I think all the senior living facilities must have coordinated their field trips yesterday, because the aisles were packed tight with fat lumbering old people (and skeletal old people) wearing stretch pants. Some leaned on shopping carts, and some were too big too lumber under their own power (chicken and egg), so they cruised around in those stupid little scooters, all the while pondering whether a pallet of single-ply toilet paper with 500 sheets per roll is a better deal than a pallet of 2-ply toilet paper at 300 sheets per roll.

Oh, it’s not just the old people, of course. The young people suck, too. I mean, WTF? There are a great many mysteries in the universe, but the difference between a can of name-brand peas and a can of store-brand peas is not one of them.

Pick one, and move the fuck along.

Then I had a dream last night, where I was walking home (except it was an apartment in a city, like NY or something), and there was a guy wearing a raincoat with the hood pulled up, all done up in the colors of the Green Bay Packers (kind of a Green Bay rain suit; no cheese head though). He was clearly Stephen King, so I said hello to him, and he pulled his hood down and said “oh, you recognize me?” (I mean, duh – it was Stephen King), and he said he was there with a film crew making a movie in the neighborhood, and, to make a long story short, we got along pretty well so he came up to my place, which overlooked where he was filming, and for some reason I had a shitload of friends (which should have been a tip-off that it was a dream. I mean, Stephen King in a Green Bay rain suit, maybe….), so it was party-central and we were whooping it up, and he said they needed extras, so everybody got to be in the movie. Except for me.

He didn’t come right out and say it, but it was pretty clear that I couldn’t be in the movie because I’m too ugly (and when Stephen King thinks you’re too ugly to be an extra in a movie, that’s pretty bad, I must say), so I was pretty bummed (not so much about being in the movie, which was no big deal, but because I’d been kinda kidding myself that I wasn’t all that bad – I mean, not Brad Pitt, but I didn’t think I was exactly Joseph Merrick, either). ๐Ÿ˜ฅ

Oh well.

Meanwhile, in Albany, State Senators are still in their gay marriage holding position. Maybe they’ll vote today. Maybe not. I’m guessing not.

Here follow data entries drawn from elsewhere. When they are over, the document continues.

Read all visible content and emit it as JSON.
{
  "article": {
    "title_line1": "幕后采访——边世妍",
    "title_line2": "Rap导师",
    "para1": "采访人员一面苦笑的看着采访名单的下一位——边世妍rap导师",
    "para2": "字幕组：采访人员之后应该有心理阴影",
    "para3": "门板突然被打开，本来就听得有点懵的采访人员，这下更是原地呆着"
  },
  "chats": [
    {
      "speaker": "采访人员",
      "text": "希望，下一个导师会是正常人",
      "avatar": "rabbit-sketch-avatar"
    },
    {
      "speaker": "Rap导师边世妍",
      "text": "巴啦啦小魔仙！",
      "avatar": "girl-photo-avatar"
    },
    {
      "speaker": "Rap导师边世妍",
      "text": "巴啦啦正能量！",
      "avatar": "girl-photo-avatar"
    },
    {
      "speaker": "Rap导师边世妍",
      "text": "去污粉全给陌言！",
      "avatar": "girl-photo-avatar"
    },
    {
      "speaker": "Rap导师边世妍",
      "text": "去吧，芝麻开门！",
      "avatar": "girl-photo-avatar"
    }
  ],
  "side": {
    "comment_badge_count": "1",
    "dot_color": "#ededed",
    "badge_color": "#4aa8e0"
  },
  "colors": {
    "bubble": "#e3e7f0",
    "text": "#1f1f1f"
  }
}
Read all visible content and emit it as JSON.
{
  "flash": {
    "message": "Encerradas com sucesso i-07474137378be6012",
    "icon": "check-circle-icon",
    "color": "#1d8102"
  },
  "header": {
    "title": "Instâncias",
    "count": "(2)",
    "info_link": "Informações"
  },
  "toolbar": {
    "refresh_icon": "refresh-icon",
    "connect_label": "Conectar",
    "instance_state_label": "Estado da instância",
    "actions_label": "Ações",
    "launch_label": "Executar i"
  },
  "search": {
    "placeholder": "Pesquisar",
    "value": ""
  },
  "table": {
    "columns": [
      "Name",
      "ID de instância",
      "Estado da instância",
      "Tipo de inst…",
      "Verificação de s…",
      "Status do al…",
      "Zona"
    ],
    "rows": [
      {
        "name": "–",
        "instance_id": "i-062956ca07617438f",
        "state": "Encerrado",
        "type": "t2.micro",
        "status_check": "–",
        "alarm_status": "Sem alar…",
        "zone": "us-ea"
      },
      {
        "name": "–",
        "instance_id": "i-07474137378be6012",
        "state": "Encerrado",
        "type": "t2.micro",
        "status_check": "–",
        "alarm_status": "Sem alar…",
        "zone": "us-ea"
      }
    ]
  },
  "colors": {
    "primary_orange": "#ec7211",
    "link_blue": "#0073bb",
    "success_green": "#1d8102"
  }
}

Farther north in our great State, the President traveled to Watertown to address the 10th Mountain Division at Fort Drum (the most heavily deployed division over the past decade or so in Afghanistan and Iraq). I didn’t really catch what he said, but I’m guessing it was that they’re great, America’s great, and, um, some other flag-related type stuff.

Oh well, time to do that thing I do to stave off the bill collectors. At least ’til Governor Snotball tells me I can’t do it any more.